Environnement

Déchets photovoltaïques : les professionnels doivent s’y mettre

Déchets photovoltaïques : les professionnels doivent s’y mettre

Contenu carbone des panneaux, emprise foncière et biodiversité, recyclabilité et consommation de matériaux… : la filière photovoltaïque doit réduire son impact sur l’environnement.

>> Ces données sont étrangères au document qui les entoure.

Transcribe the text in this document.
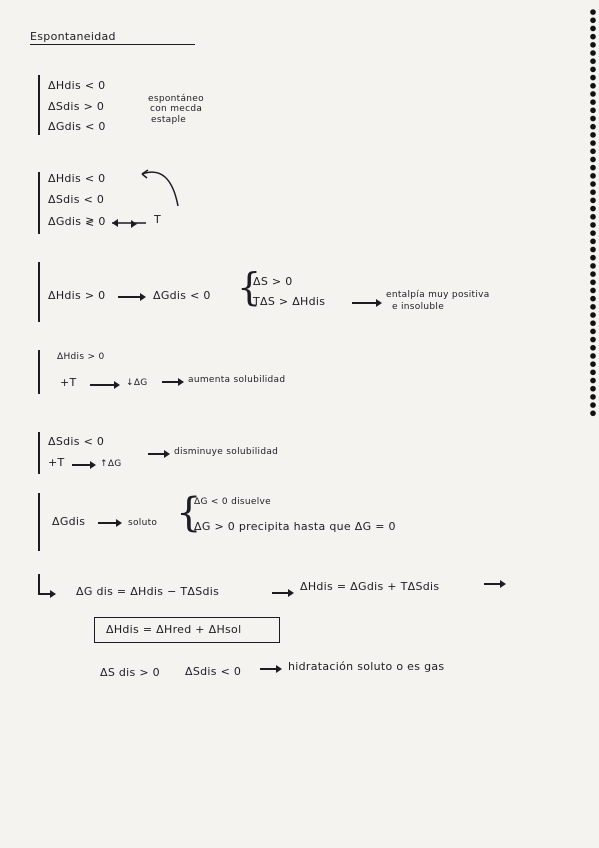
Espontaneidad
ΔHdis < 0
ΔSdis > 0
ΔGdis < 0
espontáneo
con mecda
estaple
ΔHdis < 0
ΔSdis < 0
ΔGdis ≷ 0	T
ΔHdis > 0	ΔGdis < 0 {
ΔS > 0
TΔS > ΔHdis	entalpía muy positiva
e insoluble
ΔHdis > 0
+T	↓ΔG	aumenta solubilidad
ΔSdis < 0
+T	↑ΔG
disminuye solubilidad
ΔGdis	soluto {
ΔG < 0 disuelve
ΔG > 0 precipita hasta que ΔG = 0
ΔG dis = ΔHdis − TΔSdis	ΔHdis = ΔGdis + TΔSdis
ΔHdis = ΔHred + ΔHsol
ΔS dis > 0 ΔSdis < 0	hidratación soluto o es gas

Contenu carbone des panneaux, emprise foncière et biodiversité, recyclabilité et consommation de matériaux… : la filière photovoltaïque impacte l’environnement. Même si l’impact est plus faible par rapport aux énergies fossiles, la filière sait qu’elle doit travailler sur les différents aspects. La première bonne pratique consiste à travailler sur le recyclage et la réparabilité des panneaux. L’Ademe préconise une trentaine d’actions à mettre en place d’ici à cinq ans, à dix ans et au-delà. Ainsi, outre de baisser les consommations d’eau et d’énergie des usines, la feuille de route met l’accent sur la réduction des déchets et la réutilisation des matières. Plusieurs pistes sont évoquées dont la récupération du silicium lors de la découpe, le recyclage des sous-produits de silicium, du chlore et de l’hydrogène nécessaires à la purification du métal. Pour y parvenir, l’Ademe resence les freins techniques et économiques comme par exemple la réincorporation des déchets de fabrication alors que le prix à la baisse des matières vierges rend peu compétitives les matières recyclées. L’agence estime toutefois que, pour chaque typologie de déchets, il faudrait envisager de fixer un objectif de taux de recyclage pour 2025. Pour l’instant, avec une durée de vie de 25 ans en moyenne, les panneaux usagés de sont pas nombreux, raison supplémentaire pour améliorer les process et les débouchés du recyclage des produits photovoltaïques.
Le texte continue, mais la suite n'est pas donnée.